Surgery-first approach for CLI offers faster wound healing rate than endovascular treatment

Jin Okazaki

A surgical-first strategy appears to be superior to endovascular treatment for critical limb ischaemia (CLI) revascularisation, exhibiting improved wound healing rate and overall healing time, according to data presented by Jin Okazaki (Kitakyushu, Japan) at the Vascular Annual Meeting (VAM; 30 May–3 June, San Diego, USA).

“The ideal goal of revascularisation for CLI patients with ischaemic wounds are the achievement of wound healing and the maintenance of a wound-free state,” Okazaki told the VAM audience. “However, the wound healing process and long-term outcome of ischaemic limbs has not been well studied. The question of what kinds of patients, limbs and wounds have a risk of delayed wound healing still needs to be answered. In addition, there is another question of how a wound-free state can be maintained after healing.”

Okazaki and colleagues designed a retrospective, single-centre study (2009 to 2013) to investigate the risk factors working against wound healing and maintenance of wound-free state, as well as to compare the effectiveness of surgical and endovascular approaches to revascularisation. Patients had peripheral artery disease with ischaemic tissue loss and underwent either surgical or endovascular revascularisation for infrainguinal vessels. The patients treated were followed out to three years.

In total, 394 limbs were treated with an average patient age of 72.6 years, 65% of whom were male. Diabetes was present in 69% of all limbs treated. Patient demographics were well-matched across the endovascular and surgical groups, although the proportion of non-ambulatory patients was higher in the endovascular group (51% vs. 21%, p<0.0001) as was the rate of heel wound (15% vs. 8%, p=0.03).

Of the 364 limbs involved, 194 were treated with an endovascular approach and 170 with a surgery-first approach. The three-year wound healing rate for all patients was 64.2%, for the endovascular group was 53.1%, and for the surgery-first group 77.1% (p<0.0001).

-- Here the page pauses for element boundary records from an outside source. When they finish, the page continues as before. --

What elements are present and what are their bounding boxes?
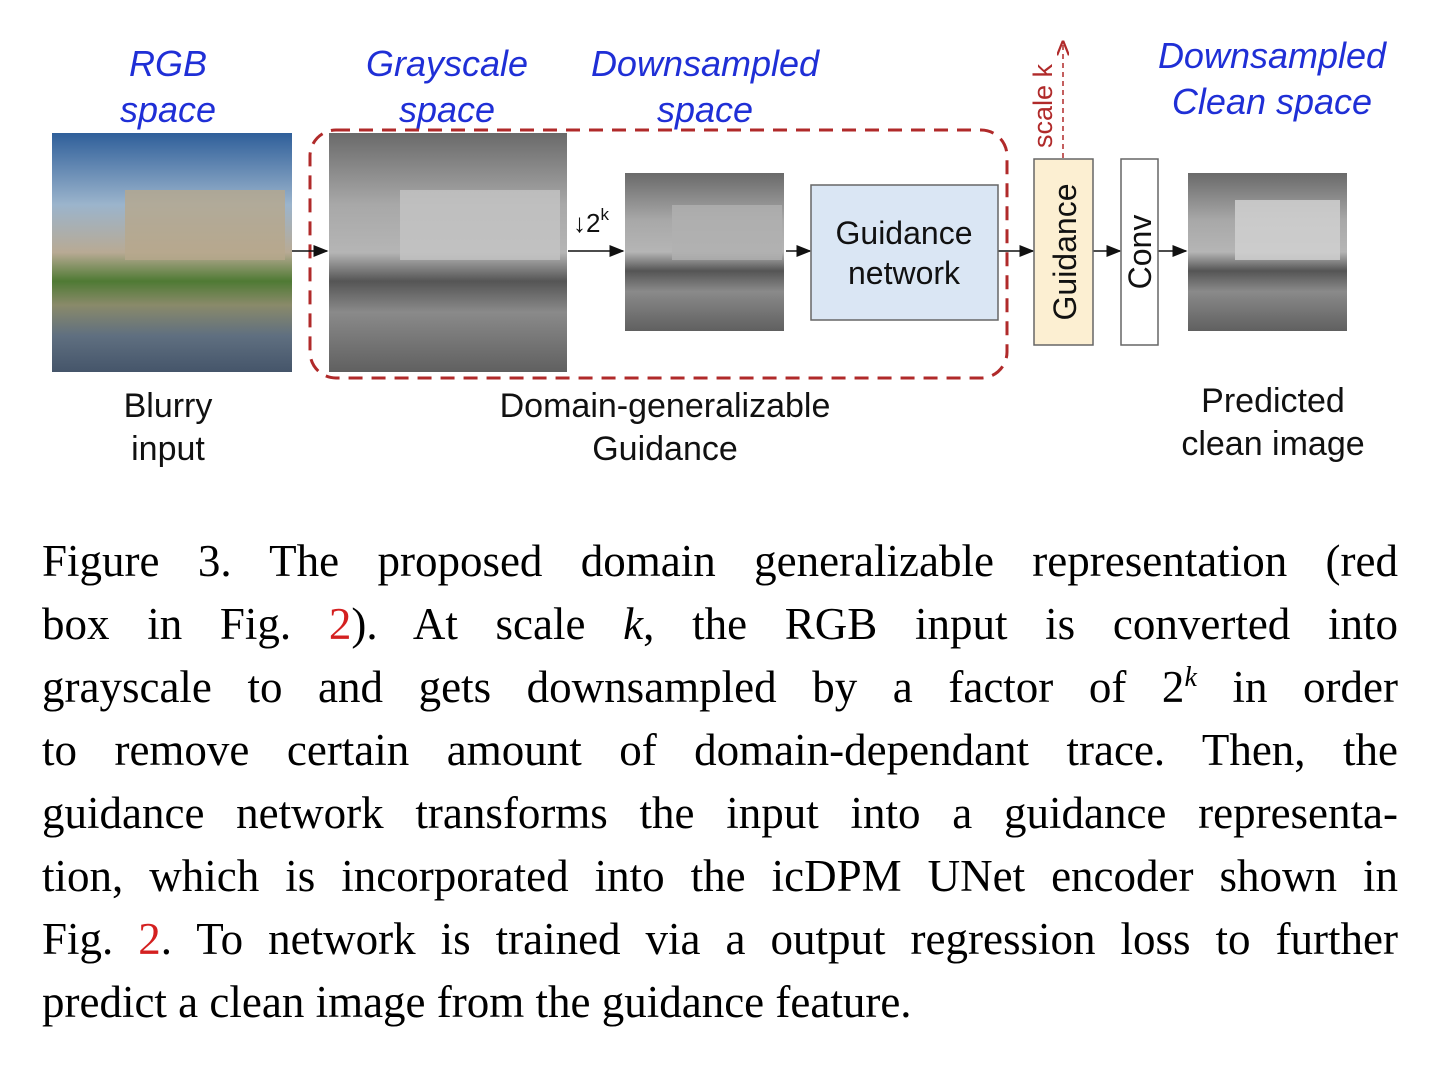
caption-text: predict a clean image from the guidance … — [42, 977, 912, 1027]
castle-silhouette — [1235, 200, 1340, 260]
caption-line: to remove certain amount of domain-depen… — [42, 719, 1398, 782]
figure-reference-link[interactable]: 2 — [328, 599, 352, 649]
caption-line: guidance network transforms the input in… — [42, 782, 1398, 845]
svg-text:Grayscale: Grayscale — [366, 43, 528, 84]
conv-box — [1120, 158, 1159, 346]
blurry-input-label: Blurry input — [124, 387, 213, 468]
caption-line: grayscale to and gets downsampled by a f… — [42, 656, 1398, 719]
guidance-box — [1033, 158, 1094, 346]
superscript: k — [1184, 662, 1197, 693]
svg-text:Downsampled: Downsampled — [1158, 35, 1387, 76]
scale-k-label: scale k — [1028, 63, 1058, 148]
downsampled-clean-space-label: Downsampled Clean space — [1158, 35, 1387, 122]
dashed-red-box — [308, 128, 1009, 380]
svg-text:space: space — [657, 89, 753, 130]
svg-text:RGB: RGB — [129, 43, 207, 84]
caption-line: box in Fig. 2). At scale k, the RGB inpu… — [42, 593, 1398, 656]
guidance-label: Guidance — [1047, 184, 1083, 321]
figure-reference-link[interactable]: 2 — [138, 914, 161, 964]
grayscale-space-label: Grayscale space — [366, 43, 528, 130]
caption-text: Fig. — [42, 914, 139, 964]
caption-text: Figure 3. The proposed domain generaliza… — [42, 536, 1398, 586]
caption-text: guidance network transforms the input in… — [42, 788, 1398, 838]
predicted-clean-image-label: Predicted clean image — [1181, 382, 1364, 463]
caption-text: tion, which is incorporated into the icD… — [42, 851, 1398, 901]
caption-text: ). At scale — [351, 599, 624, 649]
svg-text:space: space — [399, 89, 495, 130]
conv-label: Conv — [1122, 215, 1158, 290]
guidance-network-box — [810, 184, 999, 321]
svg-text:Blurry: Blurry — [124, 387, 213, 425]
caption-line: Figure 3. The proposed domain generaliza… — [42, 530, 1398, 593]
caption-line: Fig. 2. To network is trained via a outp… — [42, 908, 1398, 971]
downsampled-space-label: Downsampled space — [591, 43, 820, 130]
svg-text:Clean space: Clean space — [1172, 81, 1372, 122]
math-variable: k — [623, 599, 644, 649]
castle-silhouette — [400, 190, 560, 260]
caption-text: , the RGB input is converted into — [643, 599, 1398, 649]
architecture-diagram: RGB space Grayscale space Downsampled sp… — [52, 35, 1387, 468]
svg-text:space: space — [120, 89, 216, 130]
caption-text: . To network is trained via a output reg… — [160, 914, 1398, 964]
caption-line: predict a clean image from the guidance … — [42, 971, 1398, 1034]
svg-text:Downsampled: Downsampled — [591, 43, 820, 84]
caption-text: box in Fig. — [42, 599, 329, 649]
domain-generalizable-guidance-label: Domain-generalizable Guidance — [500, 387, 831, 468]
caption-text: grayscale to and gets downsampled by a f… — [42, 662, 1185, 712]
svg-text:clean image: clean image — [1181, 425, 1364, 463]
guidance-network-label: network — [848, 255, 961, 291]
svg-text:Guidance: Guidance — [592, 430, 738, 468]
rgb-space-label: RGB space — [120, 43, 216, 130]
castle-silhouette — [125, 190, 285, 260]
svg-text:Predicted: Predicted — [1201, 382, 1345, 420]
caption-text: to remove certain amount of domain-depen… — [42, 725, 1398, 775]
guidance-network-label: Guidance — [836, 215, 973, 251]
svg-text:input: input — [131, 430, 205, 468]
figure-caption: Figure 3. The proposed domain generaliza… — [42, 530, 1398, 1034]
castle-silhouette — [672, 205, 782, 260]
downsample-factor-label: ↓2k — [573, 205, 609, 238]
caption-text: in order — [1196, 662, 1398, 712]
svg-text:Domain-generalizable: Domain-generalizable — [500, 387, 831, 425]
caption-line: tion, which is incorporated into the icD… — [42, 845, 1398, 908]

Notable differences in three-year wound healing rate were seen for: patients with (53.4%) and without (79.9%) dialysis-dependent end-stage renal disease (p=0.0002); patients with (41.7%) and without (69.5%) congestive heart failure as defined by left ventricle ejection fraction <40% (p=0.0001); ambulatory patients (76.9%) and non-ambulatory patients (43%) (p=0.0005); and patients with WIfI (wound, ischaemia and foot infection) grade I (82.2%) and grades 2/3 (56.8%) (p<0.0001).

Proportional hazards analysis identified endovascular-first treatment as a risk factor for wound healing time, with a relative risk multivariate value of 2.01 (p<0.0001). WIfI wound of grade 2 or higher was also shown to be a significant risk factor with a relative risk multivariate value of 1.4 (p=0.0163).

The overall mean wound-free period was 713 days, with a surgery-first approach resulting in an extended wound-free period (763.1 days) compared with endovascular treatment (648.7 days) (p=0.0082). The extent of the wound-free period also varied significantly for patients with a history of coronary artery disease (650.3 days) and those without (795.1 days) (p<0.0008); patients with (625.1 days) and without (798.7 days) dialysis-dependent end-stage renal disease (p=0.0001); and ambulatory patients (747.4 days) and non-ambulatory patients (609.5 days) (p=0.0054).

“The type of revascularisation (endovascular or surgery first) and the state of the wound treated (WIfI grade) were associated with delayed wound healing and, therefore, poor wound healing rate,” Okazaki explained. “Systemic factors—such as dialysis dependence, congestive heart failure, and ambulatory status) are not associated with delayed wound healing time, but their limited survival results in poor wound healing rate. Once healed, the maintenance of a wound-free state is influenced by the durability of blood supply and the probability of supply, but not by initial wound status.”

“Compared with initial endovascular treatment, a surgery-first strategy to CLI seems to produce superior results in wound healing rate and overall time,” Okazaki concluded.


  1. Whether intervention is successful depends entirely on the pattern of disease and run-off. If there are occluded arteries in the foot then an endovascular approach is the only possible option as open surgery is not possible. The problem with studying these groups is that there are so many different variables and each patient is quite different making conclusions like this nonsensical.